# Neural Networks 

## Fundamentals

On the most basic level, neural networks consist of many simple models
(e.g. linear and logistic models) that are chained together in a
directed network. The models sit on the neurons (nodes) of the network.
The most important components of neurons are:

1.  **Activation**: $a = Wx+b$ ($W$ = weights and $b$ = bias)

2.  **Non-linearity**: $f(x, \theta)=\sigma(a)$ (e.g. a sigmoid function
    for logistic regression, giving you a probability output. $\theta$
    is a threshold)

The neurons (nodes) in the first layer uses as its input the sample
values and feeds its output into the activation function of the next
nodes in the next layer, a.s.o. The later layers should thereby learn
more and more complicated concepts or structures.

![Model of an artificial neural network with one hidden layer. *Figure
from [user LearnDataSci on
wikimedia.org](https://commons.wikimedia.org/wiki/File:Artificial_Neural_Network.jpg).*](/figures/Artificial_Neural_Network.jpg){#CDF
width="70%"}

Explanation on the idea and mechanisms of neural networks: [Stanford Computer Vision Class](https://cs231n.github.io/neural-networks-1/)

### Non-Linearities

Different non-linear functions can be used to generate the output of the
neurons.

#### Sigmoid/Logistic Functions

This activation function is often used in the last layer of NNs for classification (since it scales the output between 0 and 1).

$$f(x) = \frac{1}{1+e^{-x}}$$


In [None]:
import numpy as np
import seaborn as sns
import matplotlib.pyplot as plt
import math

x = np.arange(-6, 6, 0.1)
f = 1 / (1+math.e**(-x))

sns.set(rc={'figure.figsize':(3,2)}, style="whitegrid")
sns.lineplot(x=x, y=f, )
plt.xlabel('x')
plt.ylabel('f(x)')

**Pros:**

- Scales output between 0 and 1 (good for output layer in classification tasks)

- Outputs are bound between 0 and 1 $\rightarrow$ No explosion of activations 

**Cons:**

- No saturation / dying neuron / vanishing gradient: When f(x) = 0 or 1, the gradient of f(x) is 0. This blocks back-propagation (see [here](https://medium.com/analytics-vidhya/comprehensive-synthesis-of-the-main-activation-functions-pros-and-cons-dab105fe4b3b))

- Output not centered around 0: All weight-updates during backpropagation are either positive or negative, leading to zig-zag SGD instead of direct descent to optimum (see [here](https://rohanvarma.me/inputnormalization/) or [here](https://stats.stackexchange.com/questions/237169/why-are-non-zero-centered-activation-functions-a-problem-in-backpropagation))

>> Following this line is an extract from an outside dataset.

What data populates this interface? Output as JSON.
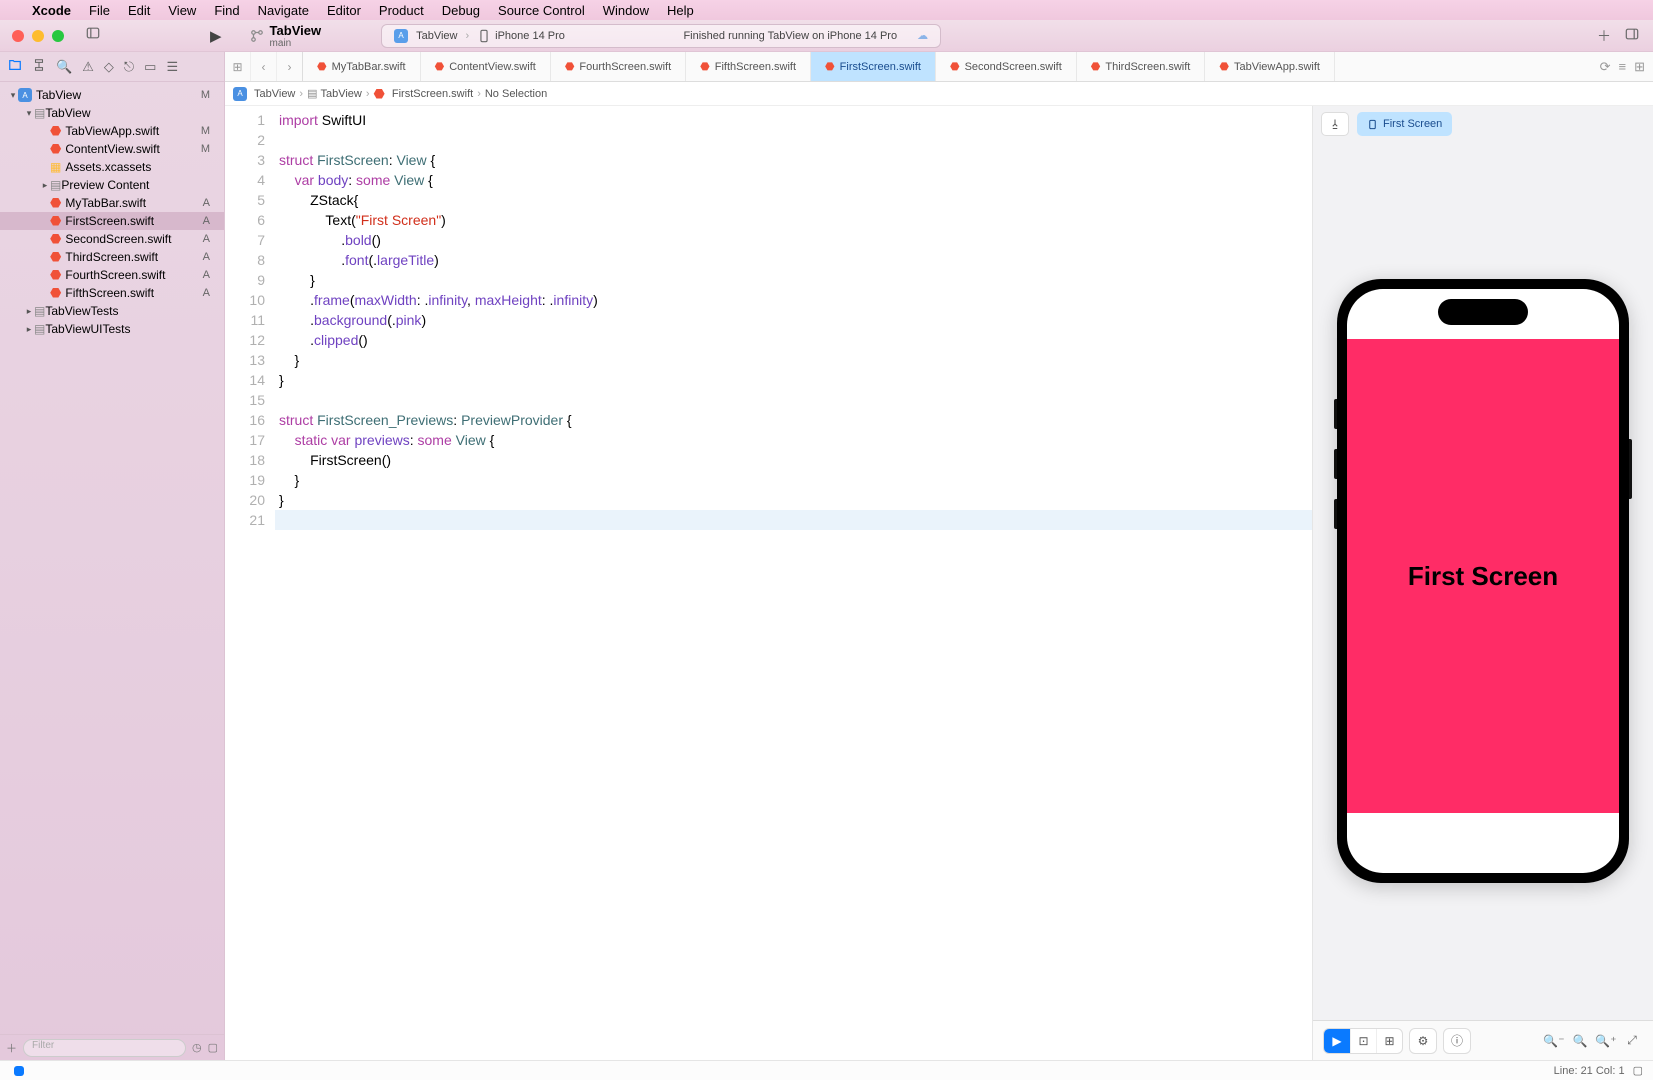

- computationally more expensive than ReLu


#### Tanh Functions

$$ f(x) = \frac{e^x - e^{-x}}{e^x + e^{-x}} $$


In [None]:
import numpy as np
import seaborn as sns
import matplotlib.pyplot as plt
import math

x = np.arange(-6, 6, 0.1)
f = (math.e**x - math.e**(-x) ) / (math.e**(x)+math.e**(-x))

sns.set(rc={'figure.figsize':(3,2)}, style="whitegrid")
sns.lineplot(x=x, y=f, )
plt.xlabel('x')
plt.ylabel('f(x)')

**Pros:**

- Centered around zero

**Cons:** 

- saturation / dying neuron / vanishing gradient problem

- computationally more expensive than ReLu

#### Rectifiers/ReLU

$$f(x) = \max(0,x)$$


In [None]:
import numpy as np
import seaborn as sns
import matplotlib.pyplot as plt
import math

x = np.arange(-6, 6, 0.1)
f = [max(0,x_i) for x_i in x] 

sns.set(rc={'figure.figsize':(3,2)}, style="whitegrid")
sns.lineplot(x=x, y=f, )
plt.xlabel('x')
plt.ylabel('f(x)')

**Pros:**

- Computationally cheap

- No saturation for positive values

**Cons:**

- Not zero centered

- Saturation for negative values

#### Leaky ReLU

$$f(x) = \begin{cases}
        \alpha x \text{ if } x < 0 \\
        x \text{ if } x \ge 0
        \end{cases}
$$


In [None]:
import numpy as np
import seaborn as sns
import matplotlib.pyplot as plt
import math

a = 0.1
x = np.arange(-6, 6, 0.1)
f = [(a*x_i if x_i < 0 else x_i) for x_i in x] 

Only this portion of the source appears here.